Review by Emily Castles
Those yellow road signs never looked so surreal and so good. The first glimpse of the Sophie Lancaster tent through the tops of the trees. The first distant scream of someone on the stomach-churning fairground ride. The first grumbling of a distortion pedal, echoing across the car park. The first knowing glance shared with a stranger, and fellow metal comrade. Riffs are running through our veins, hearts swelling with relief and pure, ecstatic joy. We made it. We are back. We are here. This is Bloodstock.
Metalheads have waited two full years for this and on top of that, Bloodstock is celebrating its 20th Anniversary. It’s not been plain sailing, to say the least. On top of the two-year wait, the organisers have been plagued with dropouts and cancellations with bands struggling to travel in from abroad. Ukraine’s Jinjer were in, then out, then in, then out again. Consequently, this year’s line-up has a strong British focus – so it’s a good job we’ve got a fair few good-uns.
Up early on the Sophie Lancaster stage are Cardiff-based blackened metallers, Agrona. Frontwoman Adara transports us back to the 1990s goth era with a Manson-esque face paint and middle-parted raven tresses. Her relentless growl draws in those starved of black metal theatrics, circling her skull-embossed mic stand like the high priestess of a wiccan coven. Agrona are proper old school black metal, conjuring up images of desolate Norway and burning churches, with impressively devilish vocals.
Over on the main Ronnie James Dio stage, thrash veterans Acid Reign get the crowd going in the early afternoon sun. With only Howard ‘H’ Smith left out of the original line-up, following their reunion in 2015, the Yorkshiremen are still fighting on. Supporting a blue t-shirt with ‘NHS’ wrapped in a love heart, Smith still puts on a high energy show for the old school thrashers who’ve abandoned the Barcalounger for a bit of nostalgia.
Repping Wales yet again is Venom Prison, taking to the main stage shortly after. The ever-alluring Larissa Stupar has adopted a new look over the pandemic, proving almost unrecognisable from the band’s last Bloodstock appearance in 2017. The long silver locks are now short and dark, and the sleeveless band shirt’s been exchanged for a simple, all-black ensemble. Despite the toned-down appearance, the vocals remain as ferocious as ever. Releasing their latest album Primeval during the height of the pandemic last year – it is a joy to listen live to the melodeth, punkish hardcore sounds of the band’s new material.
Metal 2 the Masses’ Manchester winners, Beyond Salvation, cook up a real storm with one of the first Hobgoblin New Blood Stage circle pits of the day. The northern tech thrashers are certain crowd pleasers.
Meanwhile, back at the Ronnie James Dio Stage, Bloodstock-regulars Skindred are doing their thing, frills and all. Playing all the classics including ‘Pressure’ and ‘Nobody’, complete with a flame suit, GB flag and wide-range of sunglasses supported by the ever fashion-conscious Benji Webb, Skindred put on a fun, energised show which surely thrills the many children walking across Catton Park modelling his trademark spiked goggles.

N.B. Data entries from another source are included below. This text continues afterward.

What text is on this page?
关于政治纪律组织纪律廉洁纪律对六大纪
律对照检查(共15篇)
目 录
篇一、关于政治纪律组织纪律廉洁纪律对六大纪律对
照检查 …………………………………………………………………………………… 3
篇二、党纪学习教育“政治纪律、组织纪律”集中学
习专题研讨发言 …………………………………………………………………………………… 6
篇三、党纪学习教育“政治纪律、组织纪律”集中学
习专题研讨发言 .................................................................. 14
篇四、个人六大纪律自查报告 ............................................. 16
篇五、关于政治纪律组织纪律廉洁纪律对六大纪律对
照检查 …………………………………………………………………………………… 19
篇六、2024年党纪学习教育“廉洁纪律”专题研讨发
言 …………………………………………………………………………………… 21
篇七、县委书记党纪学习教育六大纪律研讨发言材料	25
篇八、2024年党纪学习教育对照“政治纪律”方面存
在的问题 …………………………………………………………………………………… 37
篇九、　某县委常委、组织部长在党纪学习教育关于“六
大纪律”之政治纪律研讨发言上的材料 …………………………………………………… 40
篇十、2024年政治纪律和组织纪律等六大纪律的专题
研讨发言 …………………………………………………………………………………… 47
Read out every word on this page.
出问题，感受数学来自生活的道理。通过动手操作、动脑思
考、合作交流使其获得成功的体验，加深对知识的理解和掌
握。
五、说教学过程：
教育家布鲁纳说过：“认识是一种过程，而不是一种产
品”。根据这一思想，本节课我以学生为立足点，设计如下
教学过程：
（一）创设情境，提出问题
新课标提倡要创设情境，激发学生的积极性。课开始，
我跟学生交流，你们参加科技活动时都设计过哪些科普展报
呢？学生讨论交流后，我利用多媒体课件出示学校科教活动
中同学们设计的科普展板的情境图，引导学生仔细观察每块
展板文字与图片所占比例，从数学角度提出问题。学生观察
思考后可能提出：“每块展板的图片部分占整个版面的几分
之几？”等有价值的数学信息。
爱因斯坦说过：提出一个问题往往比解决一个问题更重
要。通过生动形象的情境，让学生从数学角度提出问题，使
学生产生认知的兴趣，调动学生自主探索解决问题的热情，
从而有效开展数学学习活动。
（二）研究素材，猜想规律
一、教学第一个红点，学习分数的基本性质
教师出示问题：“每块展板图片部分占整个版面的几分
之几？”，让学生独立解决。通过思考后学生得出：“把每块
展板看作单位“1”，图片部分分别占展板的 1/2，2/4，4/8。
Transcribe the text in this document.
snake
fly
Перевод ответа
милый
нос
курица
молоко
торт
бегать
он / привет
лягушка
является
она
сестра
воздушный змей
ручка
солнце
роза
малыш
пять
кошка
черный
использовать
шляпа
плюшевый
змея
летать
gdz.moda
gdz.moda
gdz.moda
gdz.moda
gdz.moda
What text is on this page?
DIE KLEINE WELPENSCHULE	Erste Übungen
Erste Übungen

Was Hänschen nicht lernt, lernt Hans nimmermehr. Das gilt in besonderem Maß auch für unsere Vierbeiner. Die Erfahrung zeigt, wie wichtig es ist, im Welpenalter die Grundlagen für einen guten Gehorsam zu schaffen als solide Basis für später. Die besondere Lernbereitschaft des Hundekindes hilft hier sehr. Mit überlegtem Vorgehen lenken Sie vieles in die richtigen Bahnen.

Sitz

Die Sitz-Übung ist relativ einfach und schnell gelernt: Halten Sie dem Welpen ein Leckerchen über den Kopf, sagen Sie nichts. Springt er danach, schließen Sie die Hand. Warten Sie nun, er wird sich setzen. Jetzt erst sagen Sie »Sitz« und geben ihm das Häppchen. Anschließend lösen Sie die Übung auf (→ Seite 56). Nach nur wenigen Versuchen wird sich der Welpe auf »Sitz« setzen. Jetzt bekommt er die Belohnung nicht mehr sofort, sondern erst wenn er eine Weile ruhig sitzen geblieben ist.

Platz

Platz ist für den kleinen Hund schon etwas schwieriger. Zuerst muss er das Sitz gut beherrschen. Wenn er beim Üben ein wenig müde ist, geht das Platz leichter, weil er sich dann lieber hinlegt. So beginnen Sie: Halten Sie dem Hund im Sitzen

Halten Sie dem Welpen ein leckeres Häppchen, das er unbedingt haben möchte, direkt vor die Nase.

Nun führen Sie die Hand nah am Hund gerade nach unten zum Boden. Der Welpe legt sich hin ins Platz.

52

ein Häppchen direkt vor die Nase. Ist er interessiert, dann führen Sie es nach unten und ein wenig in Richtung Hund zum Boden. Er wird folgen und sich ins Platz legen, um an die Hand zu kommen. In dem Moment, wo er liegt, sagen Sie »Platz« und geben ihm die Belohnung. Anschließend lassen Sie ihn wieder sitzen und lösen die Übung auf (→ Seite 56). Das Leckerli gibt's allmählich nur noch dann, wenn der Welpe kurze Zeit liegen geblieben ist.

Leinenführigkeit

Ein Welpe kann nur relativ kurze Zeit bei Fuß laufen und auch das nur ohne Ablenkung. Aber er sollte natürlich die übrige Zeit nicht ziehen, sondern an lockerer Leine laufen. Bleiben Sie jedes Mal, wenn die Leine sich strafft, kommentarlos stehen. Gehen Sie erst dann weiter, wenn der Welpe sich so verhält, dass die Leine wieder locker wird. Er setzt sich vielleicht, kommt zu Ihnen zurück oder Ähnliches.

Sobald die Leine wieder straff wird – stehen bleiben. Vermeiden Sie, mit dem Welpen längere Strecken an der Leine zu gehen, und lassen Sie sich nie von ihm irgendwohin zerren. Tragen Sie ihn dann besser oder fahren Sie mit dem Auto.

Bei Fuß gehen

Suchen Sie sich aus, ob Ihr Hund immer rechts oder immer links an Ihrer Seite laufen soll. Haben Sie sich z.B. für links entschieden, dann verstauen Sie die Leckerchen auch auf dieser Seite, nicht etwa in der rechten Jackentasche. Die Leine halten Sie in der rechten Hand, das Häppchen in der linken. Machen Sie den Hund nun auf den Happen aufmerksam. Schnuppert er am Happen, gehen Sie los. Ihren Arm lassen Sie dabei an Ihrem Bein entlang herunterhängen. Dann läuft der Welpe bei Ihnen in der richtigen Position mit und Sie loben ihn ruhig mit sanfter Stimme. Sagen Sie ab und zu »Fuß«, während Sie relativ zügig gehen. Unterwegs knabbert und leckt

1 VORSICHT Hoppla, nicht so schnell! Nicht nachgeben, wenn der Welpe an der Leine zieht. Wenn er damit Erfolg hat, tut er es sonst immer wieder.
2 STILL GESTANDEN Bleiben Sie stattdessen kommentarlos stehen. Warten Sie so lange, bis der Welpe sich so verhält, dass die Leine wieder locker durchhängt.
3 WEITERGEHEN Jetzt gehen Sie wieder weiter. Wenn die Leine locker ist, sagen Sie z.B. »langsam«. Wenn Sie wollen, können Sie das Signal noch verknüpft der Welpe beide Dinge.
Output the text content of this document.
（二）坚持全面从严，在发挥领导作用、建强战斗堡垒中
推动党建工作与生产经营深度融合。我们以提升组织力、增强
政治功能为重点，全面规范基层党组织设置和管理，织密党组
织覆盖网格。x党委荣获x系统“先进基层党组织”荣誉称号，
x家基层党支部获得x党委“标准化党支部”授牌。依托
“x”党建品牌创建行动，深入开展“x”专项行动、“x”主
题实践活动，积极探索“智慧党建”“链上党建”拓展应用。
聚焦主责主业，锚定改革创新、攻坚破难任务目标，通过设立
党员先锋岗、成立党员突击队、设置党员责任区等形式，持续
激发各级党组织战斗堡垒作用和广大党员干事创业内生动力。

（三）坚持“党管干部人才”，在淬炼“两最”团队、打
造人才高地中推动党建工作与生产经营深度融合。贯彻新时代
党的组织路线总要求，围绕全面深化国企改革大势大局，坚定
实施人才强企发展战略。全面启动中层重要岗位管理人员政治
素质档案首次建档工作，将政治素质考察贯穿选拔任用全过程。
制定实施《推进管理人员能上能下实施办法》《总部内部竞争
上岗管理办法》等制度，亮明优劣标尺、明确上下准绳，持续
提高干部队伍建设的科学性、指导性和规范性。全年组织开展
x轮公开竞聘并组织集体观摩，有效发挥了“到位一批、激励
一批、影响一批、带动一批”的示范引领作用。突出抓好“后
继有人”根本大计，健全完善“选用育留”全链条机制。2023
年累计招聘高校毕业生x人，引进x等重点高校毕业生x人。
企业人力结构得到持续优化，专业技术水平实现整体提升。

And luckily, most people remembered to bring a spare bit of clothing to twirl for the Newport Helicopter!
As the wolfish moon rises above the peaks of the Sophie Lancaster tent, Conan take us into the evening with their deliciously downtuned Liverpudlian doom. Conan have grown hugely in popularity over the past few years, particularly following the 2018 release of the momentous Existential Void Guardian. The base is so low, you feel it vibrate through your bones and rattle the neurones in your brain. There are few words spoken in this transportive set. In the evening gloom, it’s as though we’ve been transported back in time. A medieval display of devilish worship, ending with the gut-stabbing ‘Paincantation’. There is no hope, and no joy. But there is Conan.
Closing the Ronnie James Dio this evening is Devin Townsend. There is confetti, a choir and an elephant. And no, that’s not the start of a bad joke. Is this the closing act of a circus show or a metal festival? It’s never been harder to tell. Still, with the recent release of the album Empath, the crowds come in their worshipping hordes.
Ending the night over in the Sophie Lancaster tent is everyone’s favourite Brummies, Napalm Death. Infiltrated with Barney’s impassioned human rights campaigning, Napalm are as strong and committed as ever. With their latest album, Throes of Joy in the Jaws of Defeatism released during lockdown last year, there were several live debuts this evening including ‘Backlash Just Because’ and ‘Contagion’. The Sophie Lancaster tent is truly alive tonight, with fans young and old. Napalm’s particularly punishing brand of politicised grindcore is timeless.